Two-thirds of those residents say they would give up
at least $5,000 a year in salary if they could cut
their commutes by 30 minutes a day.
So
TransAction 2030 also tackles the regional revenue
side of the equation. Each of three different
revenue sources -- an extra one-half cent regional
sales tax, an extra $25 for each $10,000 of taxable
income and an extra 17.5 cents per gallon of
gasoline -- could produce about $175 million more
per year to support a Northern Virginia regional
transportation bond improvement effort to supplement
state taxes, fees and appropriations for
transportation. The regional improvements in turn
could cut the costs of congestion.
Unfortunately,
in the words of former Virginia Gov.

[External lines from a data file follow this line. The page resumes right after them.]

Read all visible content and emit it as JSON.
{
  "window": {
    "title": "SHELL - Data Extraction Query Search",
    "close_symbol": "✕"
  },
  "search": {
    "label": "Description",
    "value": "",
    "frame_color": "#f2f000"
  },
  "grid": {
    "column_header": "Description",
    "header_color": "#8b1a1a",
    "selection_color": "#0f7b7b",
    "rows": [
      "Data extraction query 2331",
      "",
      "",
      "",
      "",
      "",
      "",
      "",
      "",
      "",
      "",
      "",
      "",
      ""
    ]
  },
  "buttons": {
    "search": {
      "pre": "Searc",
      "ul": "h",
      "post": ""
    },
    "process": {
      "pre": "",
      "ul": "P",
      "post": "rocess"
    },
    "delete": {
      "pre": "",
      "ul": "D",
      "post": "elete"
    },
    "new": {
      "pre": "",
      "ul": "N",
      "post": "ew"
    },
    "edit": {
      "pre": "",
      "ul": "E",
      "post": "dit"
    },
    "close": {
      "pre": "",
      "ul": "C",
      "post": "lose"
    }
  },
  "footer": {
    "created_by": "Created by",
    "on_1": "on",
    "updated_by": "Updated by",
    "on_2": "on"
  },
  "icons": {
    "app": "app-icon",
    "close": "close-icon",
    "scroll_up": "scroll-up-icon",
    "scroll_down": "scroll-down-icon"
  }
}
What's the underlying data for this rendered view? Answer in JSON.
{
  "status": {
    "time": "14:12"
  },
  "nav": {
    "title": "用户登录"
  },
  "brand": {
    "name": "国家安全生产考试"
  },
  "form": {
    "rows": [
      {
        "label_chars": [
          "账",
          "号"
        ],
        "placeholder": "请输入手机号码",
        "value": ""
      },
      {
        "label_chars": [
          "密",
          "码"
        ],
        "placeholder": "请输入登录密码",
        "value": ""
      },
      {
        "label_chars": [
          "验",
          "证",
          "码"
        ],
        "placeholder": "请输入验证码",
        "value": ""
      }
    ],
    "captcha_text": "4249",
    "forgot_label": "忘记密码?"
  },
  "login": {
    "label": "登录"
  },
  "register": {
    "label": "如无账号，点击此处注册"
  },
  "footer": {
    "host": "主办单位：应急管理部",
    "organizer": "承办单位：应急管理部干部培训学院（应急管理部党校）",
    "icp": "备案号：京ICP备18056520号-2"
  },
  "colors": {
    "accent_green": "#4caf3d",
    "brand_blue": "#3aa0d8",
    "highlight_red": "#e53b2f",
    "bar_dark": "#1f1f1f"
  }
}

Gerald Baliles,
who addressed the forum of another NVTA (the
Northern Virginia Transportation Alliance) late in
November, the state’s transportation investment
effort continues to be "inefficient,
unresponsive and underfunded." So regional
transportation funding efforts could end up being a
poor substitute for state plans, instead of
meaningful supplements.
"The
General Assembly’s own studies suggest there is a
statewide need for $108 billion of new
transportation investment," Gov. Baliles told
the forum hosted by CapitalOne in Tysons Corner.
"Improvements have to be paid for. The only
thing you get for free is congestion. Waiting to
address the problems, 2007 elections or not, amounts
to a legislative abdication of its
responsibilities."
For
the record, the Alliance Forum was headlined,
"Congestion Costs Us All: Virginia’s Future
Can’t Wait."
More
than incidentally, the "TransAction 2030
Plan" also set a new benchmark for other
regions and the Commonwealth by using comprehensive
criteria to evaluate and rank projects by corridor
and by mode. Qualitative criteria included activity
center connections, multi-modal connections, person
throughput, urgency, land use support, reduced
congestion, safety, freight movement and
cost-sharing potential. But performance of the
entire network also meant overall mobility,
accessibility, land use linkage and environmental
concerns were included.
So,
the blueprint is there for Northern Virginia and it
is unanimously endorsed by all counties and cities.
The blueprint is also there as a model for any other
regional planning group that taps into the NVTA’s
comprehensive criteria. And frankly, the political
blueprint is there, too, from a focused, pragmatic,
action-oriented General Assembly of 20 years ago,
which didn’t hesitate to follow the lead of an
energetic, pragmatic Governor and adopt dramatic new
solutions to Virginia’s transportation challenges.